Baring Vostok pioneered a “hands-on” approach, getting close enough to companies that they could detect and avert difficult situations early, according to Tom Adshead, chief operating officer at Moscow-based consultancy Macro Advisory.
“We all view Baring as an example of a company that if you’re smart, do your research, play by the rules, you don’t need to worry about this kind of thing,’’ Adshead said.
For years, the strategy proved a winning one. Baring Vostok has raised $3.7 billion in total capital since it was founded, according to the company website, generating returns of more than $2 billion.
Calvey’s legal troubles stem from a dispute with other shareholders at Bank Vostochny Express, a consumer lender that the fund bought a stake in almost a decade ago in a bet on the rising retail market.
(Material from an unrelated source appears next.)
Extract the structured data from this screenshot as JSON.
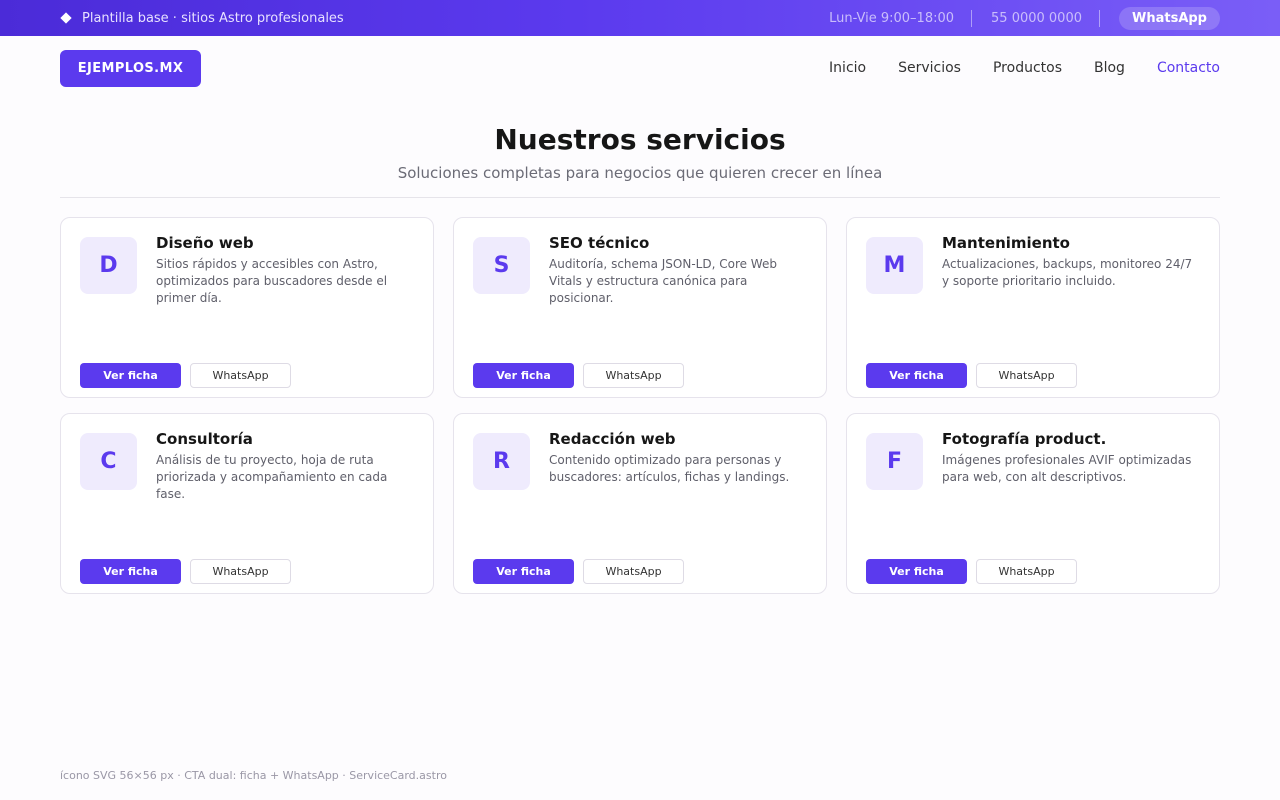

The bank ran into trouble in recent years as the economy fell into recession and was merged with one owned by Artem Avetisyan, a Russian investor known for ties to the security services.
When the central bank late last year ordered the bank to come up with more capital to cover its weak loan portfolio, Calvey’s fund and the other shareholders couldn’t agree on who would put in the equity. Baring Vostok sued the others in London, accusing them of stripping assets from the bank they contributed to the merger. Avetisyan didn’t respond to requests for comment.
Calvey and three other Baring Vostok employees, as well as two others, were detained Friday. The case is being handled by the Federal Security Service, the main successor to the KGB.
Boris Titov, the Kremlin business ombudsmen, said the case clearly should have been heard in civil, not criminal court, but in Russia, police and prosecutors frequently become involved in such disputes. “This is a systemic problem,” Titov wrote in a commentary in the Vedomosti newspaper Monday.
Others suggested the conflict could also have been worsened by the deepening chill in U.S.-Russia relations, an allegation the Kremlin denied.
“The guys from Baring Vostok probably thought, ‘This wouldn’t happen to us, we’re about business, not politics,’” opposition politician Alexey Navalny, who says he had been placed under arrest repeatedly by the same judge who sent Calvey behind bars, tweeted at the weekend. “I’m not gloating, it’s just important to understand that everyone and everything is about politics now.”